Mobilizing Parents at Home and at School:
An Experiment on Primary Education in Angola
Authors: Vincenzo Di Maro, Stefan Leeffers, Danila Serra and Pedro C. Vicente
We report results from a field experiment in 126 Angolan primary schools where we tested whether parents could be mobilized by conducting a highly intensive information campaign through household visits, by facilitating parents’ meetings without providing any exogenous information, or by doing both. We examine various dimensions of parental participation, i.e., beneficial parenting practices at home, frequent contacts with teachers and involvement in formal participatory institutions such as parents’ committees and school boards. Providing information through door to door visits impacted parents’ individual involvement at home but had no impact on formal participation at school. On the other hand, holding parents’ meetings without providing any external information had no impact on involvement at home but led to increased participation in formal school accountability institutions. This highlights the importance of facilitating cooperation and coordination among parents to promote effective involvement in participatory institutions. The combination of the information campaign and the parents’ meetings impacted both involvement at home and formal participation at the school level, and had indirect positive effects on management practices and school facilities, parents’ satisfaction with teachers and teacher’s attitudes toward parents.
Do Social Capital and Collective Action in a Community Induce Higher Test Scores?
Authors: Joana Cardim, Vincenzo Di Maro, Danila Serra and Pedro C. Vicente
Does greater accountability of public service providers towards citizens improve the quality of service provision? Higher community empowerment may lead to more efficient monitoring by those citizens. We test this hypothesis by examining conditional correlations between standardized primary school test scores and various measures of parental participation, social capital and collective action within a community. We also analyze correlations between these measures and performance of teachers. We use administrative, survey and behavioral cross-sectional data from a representative set of households belonging to one of Angola’s provinces, Kwanza Sul.

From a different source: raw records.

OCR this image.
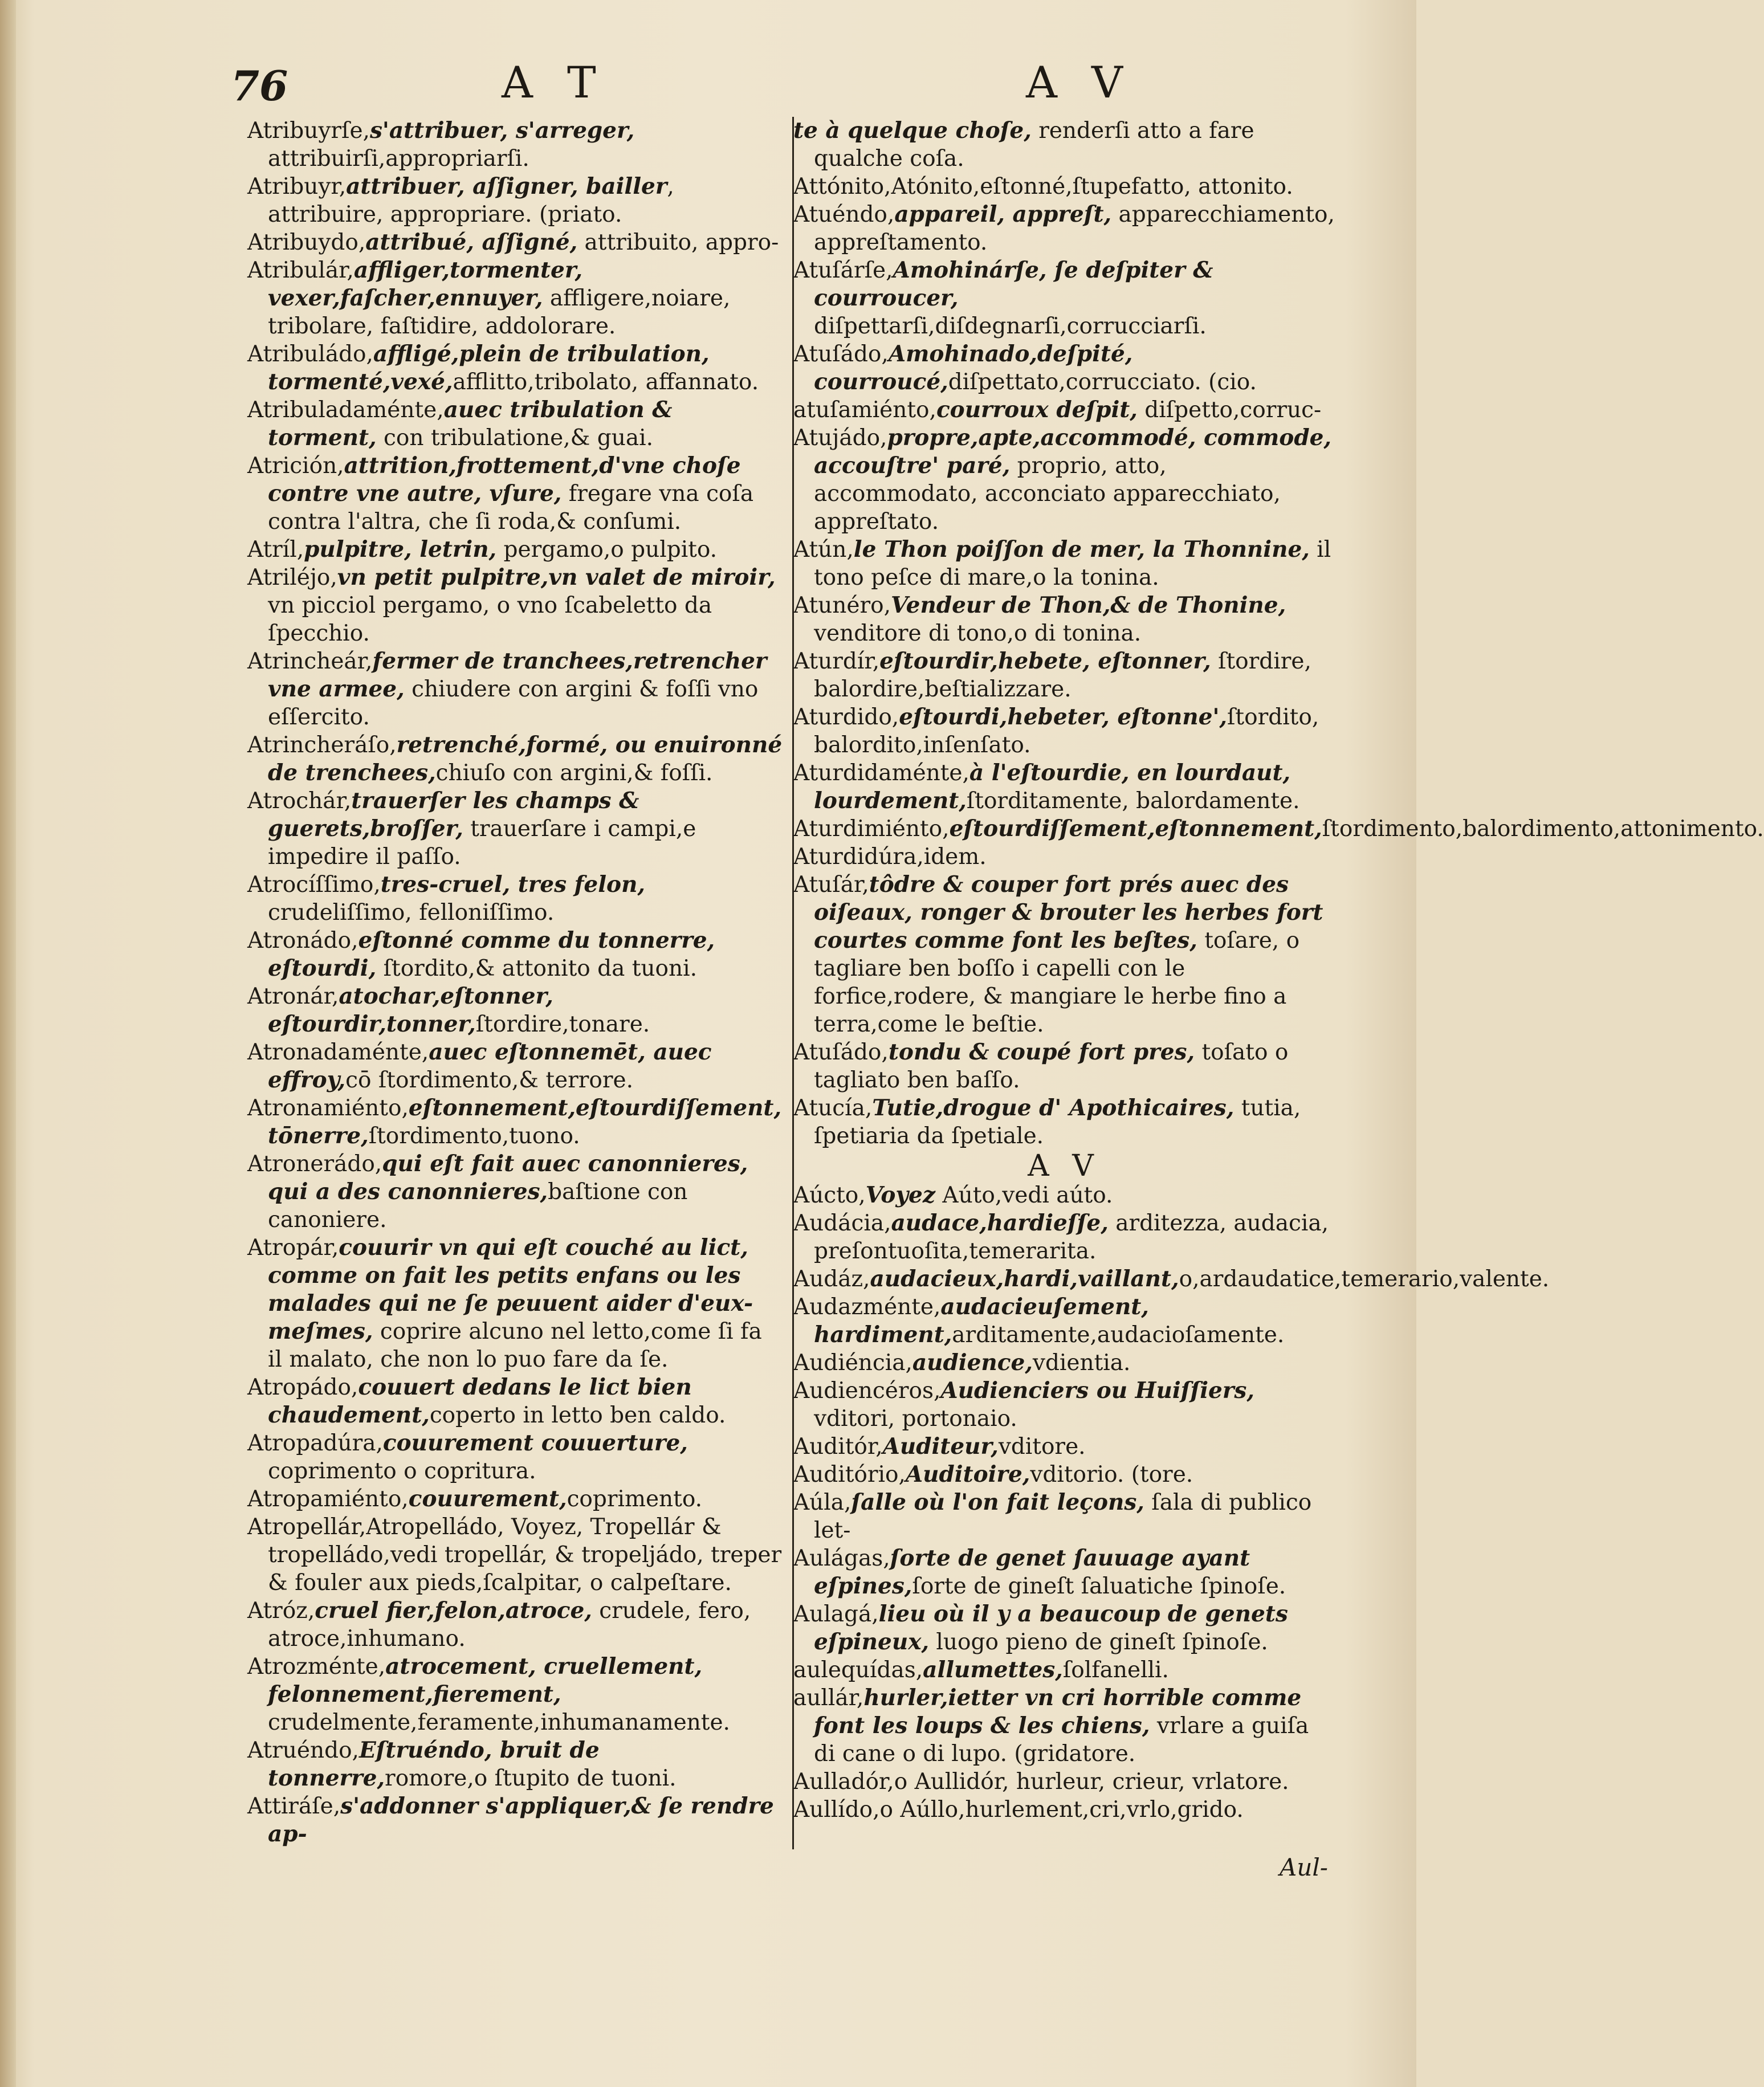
76	A T	A V
Atribuyrſe,s'attribuer, s'arreger, attribuirſi,appropriarſi.
Atribuyr,attribuer, aſſigner, bailler, attribuire, appropriare. (priato.
Atribuydo,attribué, aſſigné, attribuito, appro-
Atribulár,affliger,tormenter, vexer,faſcher,ennuyer, affligere,noiare, tribolare, faſtidire, addolorare.
Atribuládo,affligé,plein de tribulation, tormenté,vexé,afflitto,tribolato, affannato.
Atribuladaménte,auec tribulation & torment, con tribulatione,& guai.
Atrición,attrition,frottement,d'vne choſe contre vne autre, vſure, fregare vna coſa contra l'altra, che ſi roda,& conſumi.
Atríl,pulpitre, letrin, pergamo,o pulpito.
Atriléjo,vn petit pulpitre,vn valet de miroir, vn picciol pergamo, o vno ſcabeletto da ſpecchio.
Atrincheár,fermer de tranchees,retrencher vne armee, chiudere con argini & foſſi vno eſſercito.
Atrincheráſo,retrenché,formé, ou enuironné de trenchees,chiuſo con argini,& foſſi.
Atrochár,trauerſer les champs & guerets,broſſer, trauerſare i campi,e impedire il paſſo.
Atrocíſſimo,tres-cruel, tres felon, crudeliſſimo, felloniſſimo.
Atronádo,eſtonné comme du tonnerre, eſtourdi, ſtordito,& attonito da tuoni.
Atronár,atochar,eſtonner, eſtourdir,tonner,ſtordire,tonare.
Atronadaménte,auec eſtonnemēt, auec effroy,cō ſtordimento,& terrore.
Atronamiénto,eſtonnement,eſtourdiſſement, tōnerre,ſtordimento,tuono.
Atronerádo,qui eſt fait auec canonnieres, qui a des canonnieres,baſtione con canoniere.
Atropár,couurir vn qui eſt couché au lict, comme on fait les petits enfans ou les malades qui ne ſe peuuent aider d'eux-meſmes, coprire alcuno nel letto,come ſi fa il malato, che non lo puo fare da ſe.
Atropádo,couuert dedans le lict bien chaudement,coperto in letto ben caldo.
Atropadúra,couurement couuerture, coprimento o copritura.
Atropamiénto,couurement,coprimento.
Atropellár,Atropelládo, Voyez, Tropellár & tropelládo,vedi tropellár, & tropeljádo, treper & fouler aux pieds,ſcalpitar, o calpeſtare.
Atróz,cruel fier,felon,atroce, crudele, fero, atroce,inhumano.
Atrozménte,atrocement, cruellement, felonnement,fierement, crudelmente,feramente,inhumanamente.
Atruéndo,Eſtruéndo, bruit de tonnerre,romore,o ſtupito de tuoni.
Attiráſe,s'addonner s'appliquer,& ſe rendre ap-
te à quelque choſe, renderſi atto a fare qualche coſa.
Attónito,Atónito,eſtonné,ſtupefatto, attonito.
Atuéndo,appareil, appreſt, apparecchiamento, appreſtamento.
Atuſárſe,Amohinárſe, ſe deſpiter & courroucer, diſpettarſi,diſdegnarſi,corrucciarſi.
Atuſádo,Amohinado,deſpité, courroucé,diſpettato,corrucciato. (cio.
atuſamiénto,courroux deſpit, diſpetto,corruc-
Atujádo,propre,apte,accommodé, commode, accouſtre' paré, proprio, atto, accommodato, acconciato apparecchiato, appreſtato.
Atún,le Thon poiſſon de mer, la Thonnine, il tono peſce di mare,o la tonina.
Atunéro,Vendeur de Thon,& de Thonine, venditore di tono,o di tonina.
Aturdír,eſtourdir,hebete, eſtonner, ſtordire, balordire,beſtializzare.
Aturdido,eſtourdi,hebeter, eſtonne',ſtordito, balordito,inſenſato.
Aturdidaménte,à l'eſtourdie, en lourdaut, lourdement,ſtorditamente, balordamente.
Aturdimiénto,eſtourdiſſement,eſtonnement,ſtordimento,balordimento,attonimento.
Aturdidúra,idem.
Atuſár,tôdre & couper fort prés auec des oiſeaux, ronger & brouter les herbes fort courtes comme font les beſtes, toſare, o tagliare ben boſſo i capelli con le forfice,rodere, & mangiare le herbe fino a terra,come le beſtie.
Atuſádo,tondu & coupé fort pres, toſato o tagliato ben baſſo.
Atucía,Tutie,drogue d' Apothicaires, tutia, ſpetiaria da ſpetiale.
A V
Aúcto,Voyez Aúto,vedi aúto.
Audácia,audace,hardieſſe, arditezza, audacia, preſontuoſita,temerarita.
Audáz,audacieux,hardi,vaillant,o,ardaudatice,temerario,valente.
Audazménte,audacieuſement, hardiment,arditamente,audacioſamente.
Audiéncia,audience,vdientia.
Audiencéros,Audienciers ou Huiſſiers, vditori, portonaio.
Auditór,Auditeur,vditore.
Auditório,Auditoire,vditorio. (tore.
Aúla,ſalle où l'on fait leçons, ſala di publico let-
Aulágas,ſorte de genet ſauuage ayant eſpines,ſorte de gineſt ſaluatiche ſpinoſe.
Aulagá,lieu où il y a beaucoup de genets eſpineux, luogo pieno de gineſt ſpinoſe.
aulequídas,allumettes,ſolfanelli.
aullár,hurler,ietter vn cri horrible comme font les loups & les chiens, vrlare a guiſa di cane o di lupo. (gridatore.
Aulladór,o Aullidór, hurleur, crieur, vrlatore.
Aullído,o Aúllo,hurlement,cri,vrlo,grido.
Aul-
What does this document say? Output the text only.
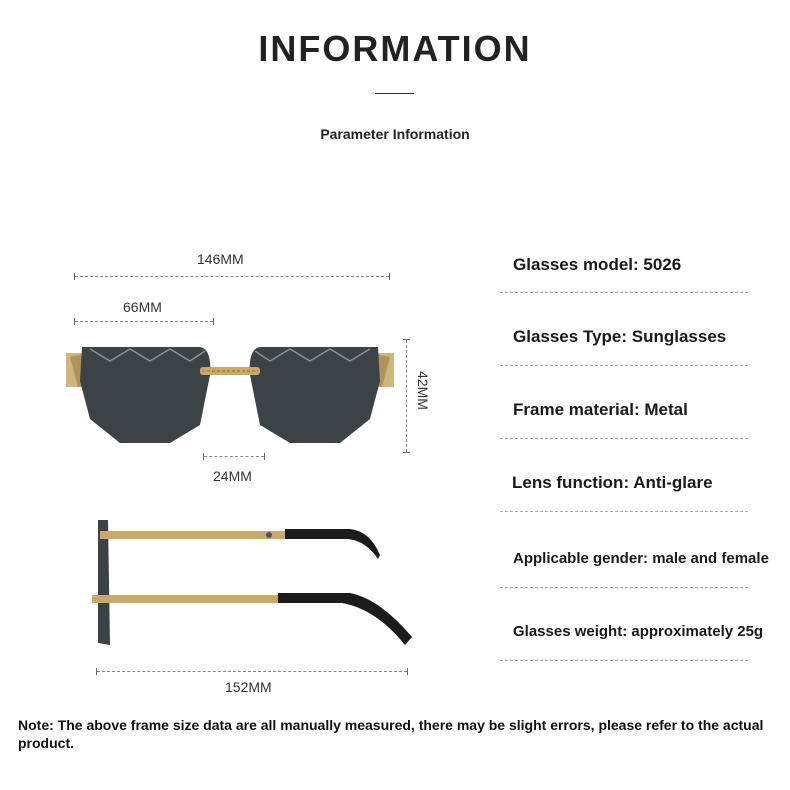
INFORMATION
Parameter Information
146MM
66MM
42MM
24MM
152MM
Glasses model: 5026
Glasses Type: Sunglasses
Frame material: Metal
Lens function: Anti-glare
Applicable gender: male and female
Glasses weight: approximately 25g
Note: The above frame size data are all manually measured, there may be slight errors, please refer to the actual product.
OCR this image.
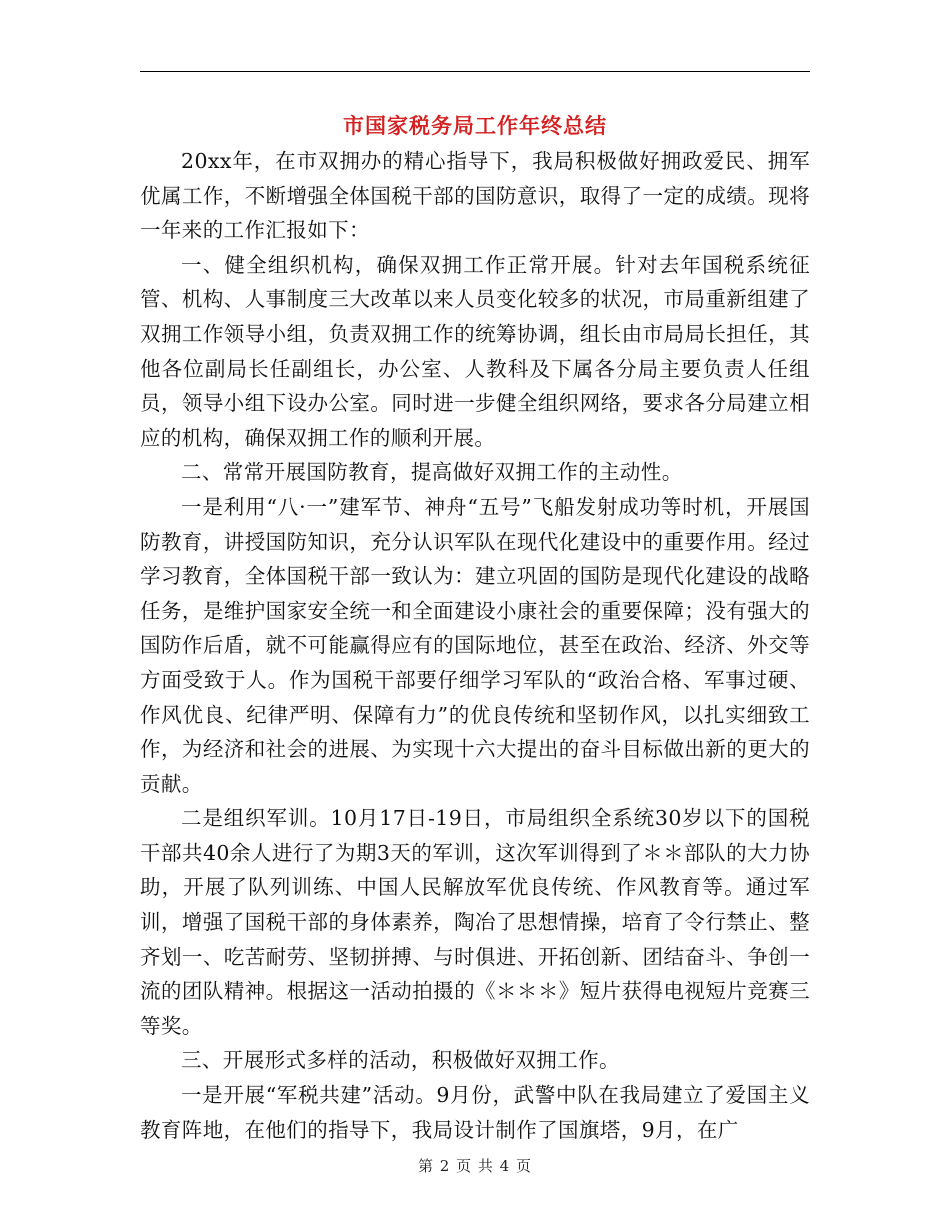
市国家税务局工作年终总结

20xx年，在市双拥办的精心指导下，我局积极做好拥政爱民、拥军优属工作，不断增强全体国税干部的国防意识，取得了一定的成绩。现将一年来的工作汇报如下：

一、健全组织机构，确保双拥工作正常开展。针对去年国税系统征管、机构、人事制度三大改革以来人员变化较多的状况，市局重新组建了双拥工作领导小组，负责双拥工作的统筹协调，组长由市局局长担任，其他各位副局长任副组长，办公室、人教科及下属各分局主要负责人任组员，领导小组下设办公室。同时进一步健全组织网络，要求各分局建立相应的机构，确保双拥工作的顺利开展。

二、常常开展国防教育，提高做好双拥工作的主动性。

一是利用“八·一”建军节、神舟“五号”飞船发射成功等时机，开展国防教育，讲授国防知识，充分认识军队在现代化建设中的重要作用。经过学习教育，全体国税干部一致认为：建立巩固的国防是现代化建设的战略任务，是维护国家安全统一和全面建设小康社会的重要保障；没有强大的国防作后盾，就不可能赢得应有的国际地位，甚至在政治、经济、外交等方面受致于人。作为国税干部要仔细学习军队的“政治合格、军事过硬、作风优良、纪律严明、保障有力”的优良传统和坚韧作风，以扎实细致工作，为经济和社会的进展、为实现十六大提出的奋斗目标做出新的更大的贡献。

二是组织军训。10月17日-19日，市局组织全系统30岁以下的国税干部共40余人进行了为期3天的军训，这次军训得到了＊＊部队的大力协助，开展了队列训练、中国人民解放军优良传统、作风教育等。通过军训，增强了国税干部的身体素养，陶冶了思想情操，培育了令行禁止、整齐划一、吃苦耐劳、坚韧拼搏、与时俱进、开拓创新、团结奋斗、争创一流的团队精神。根据这一活动拍摄的《＊＊＊》短片获得电视短片竞赛三等奖。

三、开展形式多样的活动，积极做好双拥工作。

一是开展“军税共建”活动。9月份，武警中队在我局建立了爱国主义教育阵地，在他们的指导下，我局设计制作了国旗塔，9月，在广

第 2 页 共 4 页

We find that students in schools located in communities in which parents are more participative, socially active and cooperative have better average grades and that teachers in those communities exert higher levels of effort.
Teacher Absenteeism and Students’ Test Scores in Kwanza South, Angola
Author: Frederica Mendonça
We examine the impact of teacher absenteeism on students’ educational outcomes. We collected survey data and implemented standardized test scores in Kwanza South, Angola and use them to show that there are negative returns to teacher absenteeism on student’s performance. We acknowledge the existing selection problem given that absenteeism is not independent of teachers’ individual characteristics. To address it we use an instrumental variable approach and compare teachers that share similar contexts but face different costs of attendance due to the distance to which they live from school – either measured in kilometers walked or minutes spent travelling from home to school. We argue that teachers that live further away or that take longer to get to school face high costs of attendance that increase the probability of them being absent. We also find that over time, teachers’ absenteeism has made it impossible for students’ outcomes to improve, which urges the need for policy interventions aiming at tackling this phenomenon.
Teacher Absenteeism and Students’ Test Scores in Kwanza South, A School Infrastructure as a determinant of students’ performances
Author: Ornella Dellacio
This article looks at the effect of school infrastructure on student academic performance. We use cross-sectional observations from 126 primary schools in Kwanza Sul, in rural Angola. We collect survey data and standardized tests of Portuguese Language and Mathematics. Using an index for the quality of infrastructure, ANCOVA analysis is conducted at the student-level. We also perform a Difference- in-Difference estimation at the school-level. We found that the quality of school infrastructure has a significant effect on student achievements. In particular, better- equipped schools are systematically associated with higher test scores. Policymakers that wish to improve the quality of schooling should consider avoiding temporary solutions to school buildings and facilities and address additional resources to maintain those schools.